Common Mistakes with State
1. Overloading State
Putting too many unrelated things into state.
Bad Example:
class BadState(TypedDict):
data: dict # Everything dumped here
temp: Any
cache: dict
everything: list
Problem: Hard to understand, debug, and maintain.
2. Poor State Naming
Using vague names like
data
,
result
,
info
,
stuff
.
Bad:
result: list
info: dict
temp_data: Any
Good:
retrieved_documents: list[dict]
current_plan: list[str]
user_preferences: dict
3. Mutable State Confusion
Trying to mutate state directly inside nodes.
# Wrong
def bad_node(state):
state["messages"].append(new_msg) # Don't do this!
return state
Correct:
def good_node(state):
return {"messages": [new_msg]} # Let reducer handle it
4. Storing Too Much Data
Storing large objects, full documents, or binary data directly in state.
Bad:
full_documents: list[Document] # Very large
raw_api_responses: list[dict]
Better: Store references or summaries instead.
5. Unstructured State Design
No clear organization or separation of concerns.
Bad:
class MessyState(TypedDict):
x: Any
y: Any
z: Any
Good:
class CleanState(MessagesState):
messages: Annotated[list, add_messages]
knowledge: list[dict]
control: dict
output: dict
Best Practices for State Design
1. Keep State Minimal
Only include fields that are actively used during graph execution.
# Good
class AgentState(MessagesState):
messages: Annotated[list, add_messages]
documents: list[dict] = Field(default_factory=list)
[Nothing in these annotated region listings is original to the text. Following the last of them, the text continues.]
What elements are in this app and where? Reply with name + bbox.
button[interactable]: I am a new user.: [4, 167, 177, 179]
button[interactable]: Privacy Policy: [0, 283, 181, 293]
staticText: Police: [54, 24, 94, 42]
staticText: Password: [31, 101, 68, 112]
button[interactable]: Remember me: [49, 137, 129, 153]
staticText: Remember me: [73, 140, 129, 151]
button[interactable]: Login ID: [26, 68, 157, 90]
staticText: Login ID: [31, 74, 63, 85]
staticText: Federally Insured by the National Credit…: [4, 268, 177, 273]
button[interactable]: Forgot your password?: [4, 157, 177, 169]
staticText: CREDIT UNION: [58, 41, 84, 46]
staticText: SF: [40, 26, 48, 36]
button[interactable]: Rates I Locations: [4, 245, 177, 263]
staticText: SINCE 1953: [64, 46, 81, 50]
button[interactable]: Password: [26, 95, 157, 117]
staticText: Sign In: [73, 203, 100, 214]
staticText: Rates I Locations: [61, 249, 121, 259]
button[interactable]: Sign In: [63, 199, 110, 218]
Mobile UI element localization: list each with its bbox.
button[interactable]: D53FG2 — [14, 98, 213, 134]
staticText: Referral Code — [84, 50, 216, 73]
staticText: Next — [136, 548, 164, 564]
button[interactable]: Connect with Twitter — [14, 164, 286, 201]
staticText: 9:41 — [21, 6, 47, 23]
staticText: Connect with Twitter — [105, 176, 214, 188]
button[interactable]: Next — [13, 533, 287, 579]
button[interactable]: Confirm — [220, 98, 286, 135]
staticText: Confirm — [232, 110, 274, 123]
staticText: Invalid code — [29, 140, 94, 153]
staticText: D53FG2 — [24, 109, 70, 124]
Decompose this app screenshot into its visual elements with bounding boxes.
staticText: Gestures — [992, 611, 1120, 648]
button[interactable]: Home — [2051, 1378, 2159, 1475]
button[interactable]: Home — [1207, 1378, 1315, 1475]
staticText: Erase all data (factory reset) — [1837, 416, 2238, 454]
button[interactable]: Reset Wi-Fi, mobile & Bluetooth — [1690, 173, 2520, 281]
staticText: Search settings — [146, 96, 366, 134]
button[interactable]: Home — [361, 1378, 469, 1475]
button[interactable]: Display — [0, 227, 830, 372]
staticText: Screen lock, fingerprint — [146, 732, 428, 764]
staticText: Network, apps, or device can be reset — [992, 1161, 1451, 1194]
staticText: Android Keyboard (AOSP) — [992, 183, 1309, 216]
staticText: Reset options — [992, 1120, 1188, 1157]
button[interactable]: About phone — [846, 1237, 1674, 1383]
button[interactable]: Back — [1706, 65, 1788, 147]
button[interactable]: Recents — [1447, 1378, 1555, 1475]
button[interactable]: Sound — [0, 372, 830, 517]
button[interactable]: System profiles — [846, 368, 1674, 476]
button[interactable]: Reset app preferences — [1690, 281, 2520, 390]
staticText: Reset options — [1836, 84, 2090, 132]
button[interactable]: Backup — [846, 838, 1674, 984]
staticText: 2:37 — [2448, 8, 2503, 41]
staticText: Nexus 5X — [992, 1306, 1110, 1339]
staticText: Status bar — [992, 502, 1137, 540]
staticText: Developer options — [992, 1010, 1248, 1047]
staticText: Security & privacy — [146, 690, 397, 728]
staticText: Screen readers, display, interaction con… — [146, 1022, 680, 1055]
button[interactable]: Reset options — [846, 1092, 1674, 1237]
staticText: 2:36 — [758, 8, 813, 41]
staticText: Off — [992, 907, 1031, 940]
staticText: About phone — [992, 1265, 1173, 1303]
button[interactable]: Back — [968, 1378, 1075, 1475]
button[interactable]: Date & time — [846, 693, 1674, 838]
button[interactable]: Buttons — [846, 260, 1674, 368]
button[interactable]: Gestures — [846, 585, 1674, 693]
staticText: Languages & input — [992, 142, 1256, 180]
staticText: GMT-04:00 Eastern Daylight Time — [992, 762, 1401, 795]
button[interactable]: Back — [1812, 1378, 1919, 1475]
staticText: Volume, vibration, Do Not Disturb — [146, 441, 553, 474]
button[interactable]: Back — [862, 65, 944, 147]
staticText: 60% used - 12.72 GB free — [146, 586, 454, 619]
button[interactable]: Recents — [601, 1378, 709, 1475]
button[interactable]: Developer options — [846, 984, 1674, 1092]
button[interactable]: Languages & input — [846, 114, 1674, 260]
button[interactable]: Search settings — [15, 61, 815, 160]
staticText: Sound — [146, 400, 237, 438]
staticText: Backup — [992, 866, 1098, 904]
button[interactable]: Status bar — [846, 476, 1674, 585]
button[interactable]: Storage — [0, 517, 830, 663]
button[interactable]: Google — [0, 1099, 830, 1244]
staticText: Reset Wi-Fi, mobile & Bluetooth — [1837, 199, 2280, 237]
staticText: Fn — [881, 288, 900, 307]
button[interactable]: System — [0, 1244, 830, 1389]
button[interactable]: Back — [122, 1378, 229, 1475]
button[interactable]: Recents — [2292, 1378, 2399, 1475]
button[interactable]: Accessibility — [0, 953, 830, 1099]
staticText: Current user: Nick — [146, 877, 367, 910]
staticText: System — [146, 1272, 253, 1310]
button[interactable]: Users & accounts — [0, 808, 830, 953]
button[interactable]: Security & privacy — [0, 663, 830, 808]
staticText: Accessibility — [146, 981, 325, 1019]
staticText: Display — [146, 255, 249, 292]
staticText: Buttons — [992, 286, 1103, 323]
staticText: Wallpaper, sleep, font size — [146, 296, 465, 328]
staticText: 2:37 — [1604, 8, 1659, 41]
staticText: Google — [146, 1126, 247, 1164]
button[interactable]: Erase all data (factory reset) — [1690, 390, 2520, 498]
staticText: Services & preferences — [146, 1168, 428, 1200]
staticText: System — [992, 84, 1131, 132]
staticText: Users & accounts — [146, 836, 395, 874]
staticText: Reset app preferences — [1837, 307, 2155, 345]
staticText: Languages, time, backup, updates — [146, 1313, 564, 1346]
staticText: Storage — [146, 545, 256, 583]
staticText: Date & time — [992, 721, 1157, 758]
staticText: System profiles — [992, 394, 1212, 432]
iterations: int = Field(default=0)
Avoid storing full database results or large raw data.
2. Use Typed State
Always define your state with types.
Preferred (Pydantic):
class AgentState(BaseModel):
messages: Annotated[list, add_messages] = Field(default_factory=list)
documents: list[dict] = Field(default_factory=list)
iterations: int = Field(default=0)
3. Separate Messages from Metadata
class AgentState(MessagesState):
# Conversation
messages: Annotated[list, add_messages]
# Metadata / Control
metadata: dict = Field(default_factory=dict)
control: dict = Field(default_factory=dict)
# Knowledge
documents: list[dict] = Field(default_factory=list)
This separation improves clarity and maintainability.
4. Design Clear State Flows
Document which nodes read/write which fields.
class AgentState(MessagesState):
messages: Annotated[list, add_messages] # Written by: agent, tools
documents: list[dict] = Field(default_factory=list) # Written by: retriever
iterations: int = Field(default=0) # Written by: agent
final_answer: str | None = Field(default=None) # Written by: final node
5. Use Reducers Carefully
Only use custom reducers when necessary.
# Good - Simple and clear
messages: Annotated[list, add_messages]
documents: Annotated[list[dict], lambda a, b: a + b]
# Avoid over-engineering
# custom_reducer_that_does_too_much
Final Recommendation:
State should be like a well-organized desk — everything has its place, and only necessary items are kept on it.
A clean, well-designed state makes your entire LangGraph application more reliable, debuggable, and scalable.